Les Comoriens aiment à garder le meilleur d’un homme, lorsqu’il s’en retourne auprès du Seigneur. De fundi Abou, on gardera donc l’image d’un homme de gauche, qui sut trouver les mots pour dire la débâcle des années post-soixante-huitardes, de sa jeunesse. Mais aura-t-on compris que les hommages rendus post-mortem ne permettent pas toujours de soutenir le flambeau qu’un poète aura entretenu de son vivant ? Pas sûr ! Eriger une statue à l’auteur de Crimailles et nostalgie[6], de Mutsa mon amour…[7] ne suffira pas à sécher les larmes de ses enfants, dont Rahma, sa fille, qui vient de publier sa première œuvre en librairie. D’avoir rendu les honneurs à Salim Hatubou, le plus célébré de tous, n’a pas empêché que l’on ferme la bibliothèque ouverte en son nom à Moroni. La mort de fundi Abou devrait obliger à réfléchir sur le rôle et l’importance de l’écrivain en cet espace. Djanfar Salim, l’actuel ministre de la culture, a-t-il un jour lu fundi Abou ? Il paraît que lorsque les amis de Salim Hatubou ont cherché à négocier avec l’autorité en place pour qu’il y ait un hommage rendu nationalement, le ministre de la culture de l’époque (dont personne ne se souvient du nom) aurait répondu au téléphone de manière confuse à ses interlocuteurs : « C’est qui ce Salim ? »
Ruwe
Image en Une : Aboubacar Saïd Salim, lors d’une rencontre autour de la littérature contemporaine au Muzdalifa House.
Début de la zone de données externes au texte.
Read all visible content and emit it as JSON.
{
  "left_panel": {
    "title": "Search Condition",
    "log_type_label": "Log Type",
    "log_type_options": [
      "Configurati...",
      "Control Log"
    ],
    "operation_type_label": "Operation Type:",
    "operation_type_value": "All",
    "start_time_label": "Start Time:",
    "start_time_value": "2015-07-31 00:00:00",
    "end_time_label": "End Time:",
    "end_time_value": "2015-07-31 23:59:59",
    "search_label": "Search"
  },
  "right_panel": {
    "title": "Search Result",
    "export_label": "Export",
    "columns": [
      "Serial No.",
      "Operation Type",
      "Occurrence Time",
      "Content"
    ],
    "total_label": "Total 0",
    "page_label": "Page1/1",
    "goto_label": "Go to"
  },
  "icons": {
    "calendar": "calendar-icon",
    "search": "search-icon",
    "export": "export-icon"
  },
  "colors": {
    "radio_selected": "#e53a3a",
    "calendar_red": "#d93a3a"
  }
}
[1] La Révolte des voyelles, Ivry-sur-Seine, A3, 2005.
[2] Les Aventures extraordinaires de Sa’îd le Peptimiste de Emile Habibi (Gallimard, 1987).
[3] Et la graine… Champigny-sur-Marne (Cercle Repère, 1998) et Moroni (KomEDIT, 2013, 2014, 2017). Prix de l’Alliance française de la meilleure nouvelle en 1969.
[4] Le Bal des mercenaires, Moroni, KomEDIT, 2002, 2004, 2013.
[5] L’Harmattan, 1985.
[6] Port-Louis, 1990.
[7] Moissy-Cramayel, Cœlacanthe, 2014.